With the Ethereum Metropolis hard fork coming up, what happens to ICO tokens like Steemit and all the others built on top of the Ethereum network? Do they automatically fork too?
1 Answer
The tokens automatically fork, too. A fork means there are two separate copies of all past transactions (the ledger). New transactions will be added to one (or both, if the fork does not take advantage of EIP155 and the transaction is otherwise valid according to the rules of both forks) copy of the ledger. If the fork is successful in the sense that every miner upgrades or no miner upgrades, then only one copy of the ledger will receive updates. Then, separately, anyone who wishes to transact on Ethereum, can choose which fork they wish to use and ascribe meaning (and value) to.

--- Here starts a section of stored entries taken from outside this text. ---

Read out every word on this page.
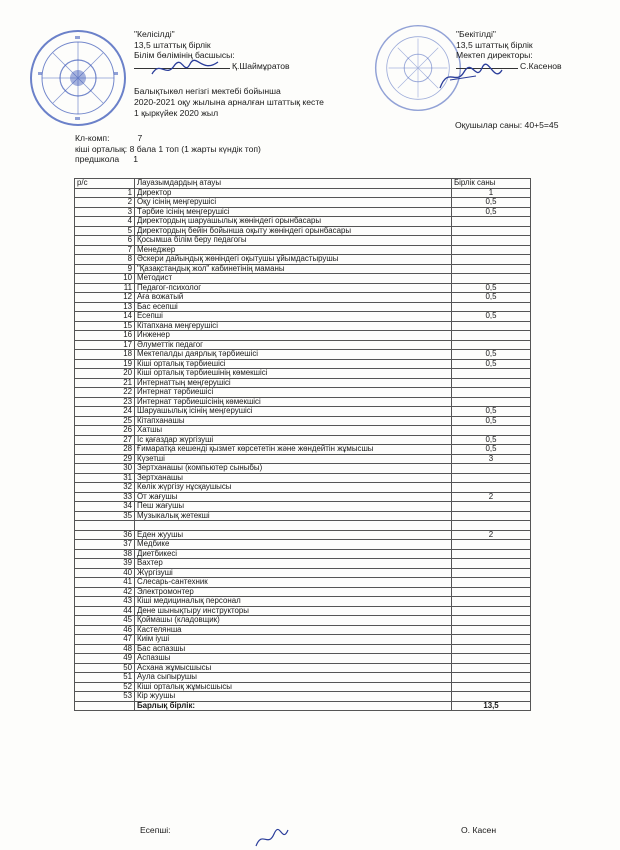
"Келісілді"
13,5 штаттық бірлік
Білім бөлімінің басшысы:
Қ.Шаймұратов
"Бекітілді"
13,5 штаттық бірлік
Мектеп директоры:
С.Касенов
Балықтыкөл негізгі мектебі бойынша
2020-2021 оқу жылына арналған штаттық кесте
1 қыркүйек 2020 жыл
Оқушылар саны: 40+5=45
Кл-комп:	7
кіші орталық: 8 бала 1 топ (1 жарты күндік топ)
предшкола 1
р/с	Лауазымдардың атауы	Бірлік саны
1	Директор	1
2	Оқу ісінің меңгерушісі	0,5
3	Тәрбие ісінің меңгерушісі	0,5
4	Директордың шаруашылық жөніндегі орынбасары	
5	Директордың бейін бойынша оқыту жөніндегі орынбасары	
6	Қосымша білім беру педагогы	
7	Менеджер	
8	Әскери дайындық жөніндегі оқытушы ұйымдастырушы	
9	"Қазақстандық жол" кабинетінің маманы	
10	Методист	
11	Педагог-психолог	0,5
12	Аға вожатый	0,5
13	Бас есепші	
14	Есепші	0,5
15	Кітапхана меңгерушісі	
16	Инженер	
17	Әлуметтік педагог	
18	Мектепалды даярлық тәрбиешісі	0,5
19	Кіші орталық тәрбиешісі	0,5
20	Кіші орталық тәрбиешінің көмекшісі	
21	Интернаттың меңгерушісі	
22	Интернат тәрбиешісі	
23	Интернат тәрбиешісінің көмекшісі	
24	Шаруашылық ісінің меңгерушісі	0,5
25	Кітапханашы	0,5
26	Хатшы	
27	Іс қағаздар жүргізуші	0,5
28	Ғимаратқа кешенді қызмет көрсететін және жөндейтін жұмысшы	0,5
29	Күзетші	3
30	Зертханашы (компьютер сыныбы)	
31	Зертханашы	
32	Көлік жүргізу нұсқаушысы	
33	От жағушы	2
34	Пеш жағушы	
35	Музыкалық жетекші	

36	Еден жуушы	2
37	Медбике	
38	Диетбикесі	
39	Вахтер	
40	Жүргізуші	
41	Слесарь-сантехник	
42	Электромонтер	
43	Кіші медициналық персонал	
44	Дене шынықтыру инструкторы	
45	Қоймашы (кладовщик)	
46	Кастелянша	
47	Киім іуші	
48	Бас аспазшы	
49	Аспазшы	
50	Асхана жұмысшысы	
51	Аула сыпырушы	
52	Кіші орталық жұмысшысы	
53	Кір жуушы	
	Барлық бірлік:	13,5
Есепші:	О. Касен
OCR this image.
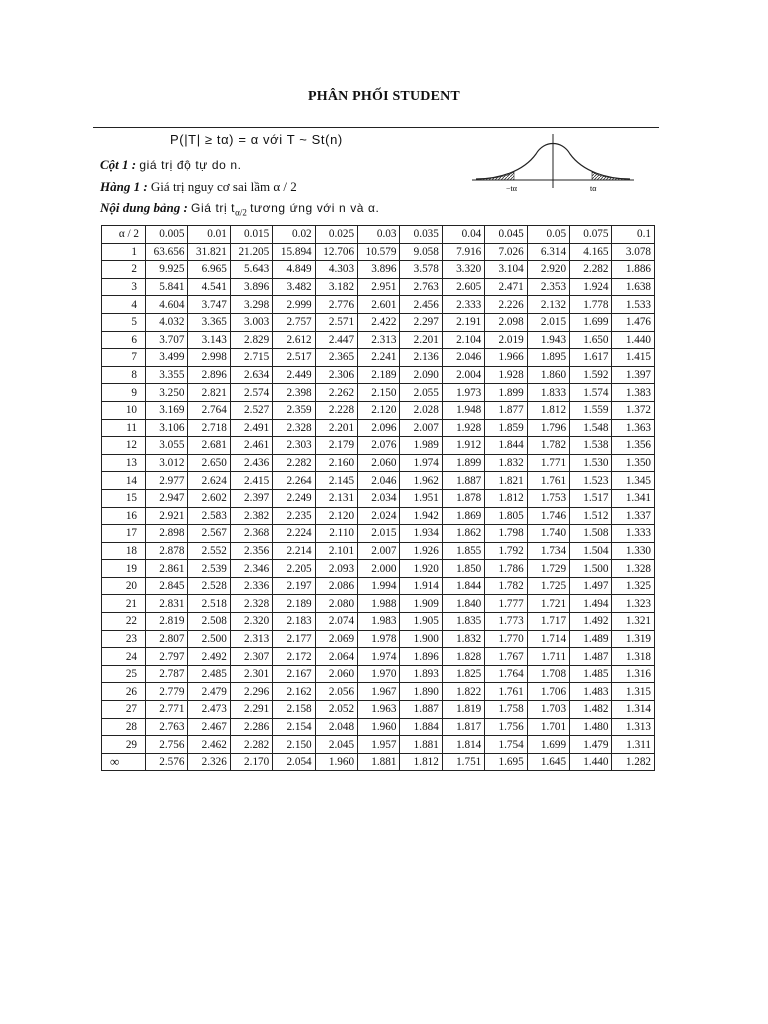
PHÂN PHỐI STUDENT
P(|T| ≥ tα) = α với T ~ St(n)
Cột 1 : giá trị độ tự do n.
Hàng 1 : Giá trị nguy cơ sai lầm α / 2
Nội dung bảng : Giá trị $t_{\alpha/2}$ tương ứng với n và α.
−tα	tα
α / 2	0.005	0.01	0.015	0.02	0.025	0.03	0.035	0.04	0.045	0.05	0.075	0.1
1	63.656	31.821	21.205	15.894	12.706	10.579	9.058	7.916	7.026	6.314	4.165	3.078
2	9.925	6.965	5.643	4.849	4.303	3.896	3.578	3.320	3.104	2.920	2.282	1.886
3	5.841	4.541	3.896	3.482	3.182	2.951	2.763	2.605	2.471	2.353	1.924	1.638
4	4.604	3.747	3.298	2.999	2.776	2.601	2.456	2.333	2.226	2.132	1.778	1.533
5	4.032	3.365	3.003	2.757	2.571	2.422	2.297	2.191	2.098	2.015	1.699	1.476
6	3.707	3.143	2.829	2.612	2.447	2.313	2.201	2.104	2.019	1.943	1.650	1.440
7	3.499	2.998	2.715	2.517	2.365	2.241	2.136	2.046	1.966	1.895	1.617	1.415
8	3.355	2.896	2.634	2.449	2.306	2.189	2.090	2.004	1.928	1.860	1.592	1.397
9	3.250	2.821	2.574	2.398	2.262	2.150	2.055	1.973	1.899	1.833	1.574	1.383
10	3.169	2.764	2.527	2.359	2.228	2.120	2.028	1.948	1.877	1.812	1.559	1.372
11	3.106	2.718	2.491	2.328	2.201	2.096	2.007	1.928	1.859	1.796	1.548	1.363
12	3.055	2.681	2.461	2.303	2.179	2.076	1.989	1.912	1.844	1.782	1.538	1.356
13	3.012	2.650	2.436	2.282	2.160	2.060	1.974	1.899	1.832	1.771	1.530	1.350
14	2.977	2.624	2.415	2.264	2.145	2.046	1.962	1.887	1.821	1.761	1.523	1.345
15	2.947	2.602	2.397	2.249	2.131	2.034	1.951	1.878	1.812	1.753	1.517	1.341
16	2.921	2.583	2.382	2.235	2.120	2.024	1.942	1.869	1.805	1.746	1.512	1.337
17	2.898	2.567	2.368	2.224	2.110	2.015	1.934	1.862	1.798	1.740	1.508	1.333
18	2.878	2.552	2.356	2.214	2.101	2.007	1.926	1.855	1.792	1.734	1.504	1.330
19	2.861	2.539	2.346	2.205	2.093	2.000	1.920	1.850	1.786	1.729	1.500	1.328
20	2.845	2.528	2.336	2.197	2.086	1.994	1.914	1.844	1.782	1.725	1.497	1.325
21	2.831	2.518	2.328	2.189	2.080	1.988	1.909	1.840	1.777	1.721	1.494	1.323
22	2.819	2.508	2.320	2.183	2.074	1.983	1.905	1.835	1.773	1.717	1.492	1.321
23	2.807	2.500	2.313	2.177	2.069	1.978	1.900	1.832	1.770	1.714	1.489	1.319
24	2.797	2.492	2.307	2.172	2.064	1.974	1.896	1.828	1.767	1.711	1.487	1.318
25	2.787	2.485	2.301	2.167	2.060	1.970	1.893	1.825	1.764	1.708	1.485	1.316
26	2.779	2.479	2.296	2.162	2.056	1.967	1.890	1.822	1.761	1.706	1.483	1.315
27	2.771	2.473	2.291	2.158	2.052	1.963	1.887	1.819	1.758	1.703	1.482	1.314
28	2.763	2.467	2.286	2.154	2.048	1.960	1.884	1.817	1.756	1.701	1.480	1.313
29	2.756	2.462	2.282	2.150	2.045	1.957	1.881	1.814	1.754	1.699	1.479	1.311
∞	2.576	2.326	2.170	2.054	1.960	1.881	1.812	1.751	1.695	1.645	1.440	1.282
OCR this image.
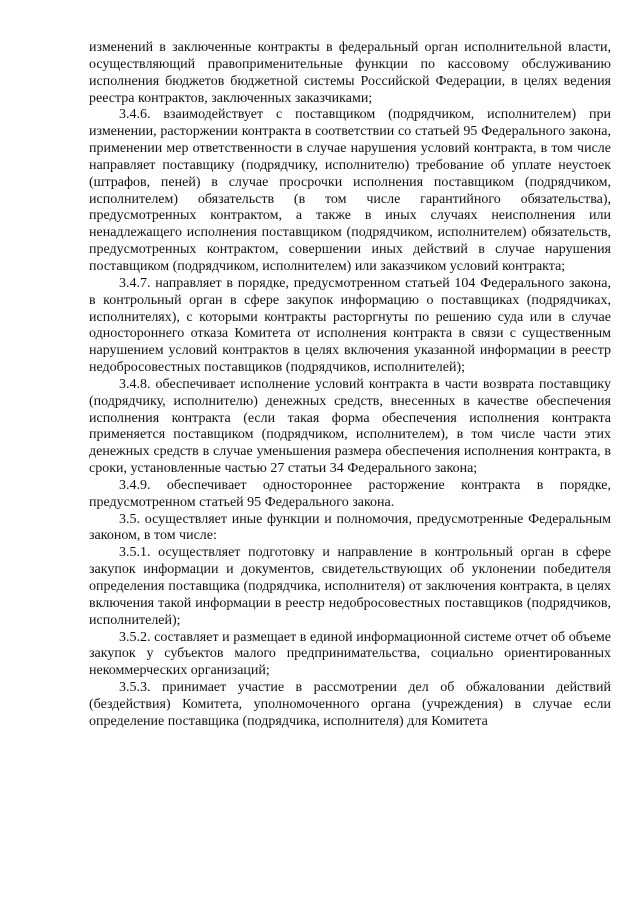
изменений в заключенные контракты в федеральный орган исполнительной власти, осуществляющий правоприменительные функции по кассовому обслуживанию исполнения бюджетов бюджетной системы Российской Федерации, в целях ведения реестра контрактов, заключенных заказчиками;

3.4.6. взаимодействует с поставщиком (подрядчиком, исполнителем) при изменении, расторжении контракта в соответствии со статьей 95 Федерального закона, применении мер ответственности в случае нарушения условий контракта, в том числе направляет поставщику (подрядчику, исполнителю) требование об уплате неустоек (штрафов, пеней) в случае просрочки исполнения поставщиком (подрядчиком, исполнителем) обязательств (в том числе гарантийного обязательства), предусмотренных контрактом, а также в иных случаях неисполнения или ненадлежащего исполнения поставщиком (подрядчиком, исполнителем) обязательств, предусмотренных контрактом, совершении иных действий в случае нарушения поставщиком (подрядчиком, исполнителем) или заказчиком условий контракта;

3.4.7. направляет в порядке, предусмотренном статьей 104 Федерального закона, в контрольный орган в сфере закупок информацию о поставщиках (подрядчиках, исполнителях), с которыми контракты расторгнуты по решению суда или в случае одностороннего отказа Комитета от исполнения контракта в связи с существенным нарушением условий контрактов в целях включения указанной информации в реестр недобросовестных поставщиков (подрядчиков, исполнителей);

3.4.8. обеспечивает исполнение условий контракта в части возврата поставщику (подрядчику, исполнителю) денежных средств, внесенных в качестве обеспечения исполнения контракта (если такая форма обеспечения исполнения контракта применяется поставщиком (подрядчиком, исполнителем), в том числе части этих денежных средств в случае уменьшения размера обеспечения исполнения контракта, в сроки, установленные частью 27 статьи 34 Федерального закона;

3.4.9. обеспечивает одностороннее расторжение контракта в порядке, предусмотренном статьей 95 Федерального закона.

3.5. осуществляет иные функции и полномочия, предусмотренные Федеральным законом, в том числе:

3.5.1. осуществляет подготовку и направление в контрольный орган в сфере закупок информации и документов, свидетельствующих об уклонении победителя определения поставщика (подрядчика, исполнителя) от заключения контракта, в целях включения такой информации в реестр недобросовестных поставщиков (подрядчиков, исполнителей);

3.5.2. составляет и размещает в единой информационной системе отчет об объеме закупок у субъектов малого предпринимательства, социально ориентированных некоммерческих организаций;

3.5.3. принимает участие в рассмотрении дел об обжаловании действий (бездействия) Комитета, уполномоченного органа (учреждения) в случае если определение поставщика (подрядчика, исполнителя) для Комитета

In the fork after the DAO attack, there were miners on both chains, leading to Ethereum and Ethereum Classic. It was expected by the core developers that all users of Ethereum pre-fork would upgrade and thus remain on Ethereum, even if there were some "stubborn" miners on the ledger that adhered to the old rules. In that sense, I think many/most people thought that ETC would be extinguished because no one would ascribe value to new transactions on the ETC ledger. In theory, the DAO tokens could still be worth something on the old ledger (maybe as a sentimental token?). In practice, if a company were tracking its shares on a blockchain using a token, the company would probably pick one chain or the other as a single source of truth (although one could in fact keep using both chains and maintain value on both). Similarly, yes, the tokens may be valid on both chains, but support will likely be dropped on one of the chains.